Ms. Marvel # 1: Superberühmt

MS.+MARVEL+1 MS.+MARVEL+1+VARIANT Mit dem vorliegenden Band veröffentlicht Panini die US-Ausgaben Ms. Marvel (2016) # 1-6. Gleichzeitig erhält diese wunderbare Serie Einzug ins brandneue Marvel Universum. Als ich diesen Band aufschlug, konnte ich mir beim besten Willen nicht vorstellen, dass G. Willow Wilson noch einmal die Form der letzten Bände erreichen könnte. Hat sie dann auch nicht, stattdessen hat sie noch einmal ordentlich zugelegt.

Willow Wilson baut auf dem Fundament ihrer Vorgängerbände auf und schafft zwei zunächst voneinander unabhängige Stories, die dann doch wieder wie eine Soap Opera eng miteinander verwoben sind.

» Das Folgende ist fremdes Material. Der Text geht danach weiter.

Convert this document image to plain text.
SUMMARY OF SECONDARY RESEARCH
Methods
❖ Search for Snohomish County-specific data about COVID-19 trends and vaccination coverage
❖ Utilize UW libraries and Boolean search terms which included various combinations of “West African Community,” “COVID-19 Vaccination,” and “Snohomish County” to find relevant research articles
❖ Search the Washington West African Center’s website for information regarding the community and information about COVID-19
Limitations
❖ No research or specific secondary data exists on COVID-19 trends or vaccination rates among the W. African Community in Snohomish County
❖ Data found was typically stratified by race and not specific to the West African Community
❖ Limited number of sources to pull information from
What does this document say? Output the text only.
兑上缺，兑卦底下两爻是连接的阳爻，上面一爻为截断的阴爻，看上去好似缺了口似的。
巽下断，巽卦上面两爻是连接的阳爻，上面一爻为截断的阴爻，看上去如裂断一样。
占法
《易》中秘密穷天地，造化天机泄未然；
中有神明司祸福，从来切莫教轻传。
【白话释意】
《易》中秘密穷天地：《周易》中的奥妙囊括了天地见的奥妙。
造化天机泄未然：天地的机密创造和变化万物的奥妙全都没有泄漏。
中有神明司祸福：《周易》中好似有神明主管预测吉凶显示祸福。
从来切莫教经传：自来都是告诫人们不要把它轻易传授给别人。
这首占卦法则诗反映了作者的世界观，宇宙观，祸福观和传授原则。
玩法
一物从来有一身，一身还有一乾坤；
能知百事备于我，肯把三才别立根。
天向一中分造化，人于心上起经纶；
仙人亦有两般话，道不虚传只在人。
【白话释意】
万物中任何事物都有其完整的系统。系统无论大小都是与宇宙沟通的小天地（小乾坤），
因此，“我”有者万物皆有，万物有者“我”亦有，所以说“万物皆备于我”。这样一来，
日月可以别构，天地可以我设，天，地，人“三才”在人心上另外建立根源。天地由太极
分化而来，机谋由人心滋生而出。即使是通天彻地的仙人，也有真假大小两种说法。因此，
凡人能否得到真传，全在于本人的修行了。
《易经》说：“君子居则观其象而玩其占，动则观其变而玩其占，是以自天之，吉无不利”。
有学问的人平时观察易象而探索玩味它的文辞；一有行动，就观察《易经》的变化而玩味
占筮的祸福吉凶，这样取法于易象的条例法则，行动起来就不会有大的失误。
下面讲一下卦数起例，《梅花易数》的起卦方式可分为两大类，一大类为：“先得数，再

Die ersten 3 Stories des vorliegenden Bandes betonen Kamalas Identität als Ms. Marvel, als Superheldin. Mit einem Hauch von Gesellschaftskritik schildert, wie eine hippe Immobilienfirma Jersey City Zug um Zug luxussanieren will und so die Bürger, die sich das nicht mehr leisten können, vertreiben. hinter dieser Immobilienfirma steht freilich eine Organisation, die uns Lesern nur allzu bekannt ist. Einen höchst interessanten Nebenkriegsschauplatz eröffnet Willow Wilson dadurch, dass diese Firma mit dem Gesicht von Ms. Marvel wirbt, die damit nicht nur in Misskredit bei der übrigen Bevölkerung gerät, sondern auch dadurch persönlich betroffen ist. Gleichzeitig möchte und muss sie ihren Verpflichtungen als Rächerin, als Schülerin und als Familienmitglied nachkommen. So schildert Willow Wilson nachvollziehbar, wie Kamala immer mehr ins Schlingern gerät und zwar alles Mögliche tut, aber auch nichts richtig. Dies ist im besten Sinne witzig, und Willow Wilson organisiert meisterhaft ein Chaos um Kamala.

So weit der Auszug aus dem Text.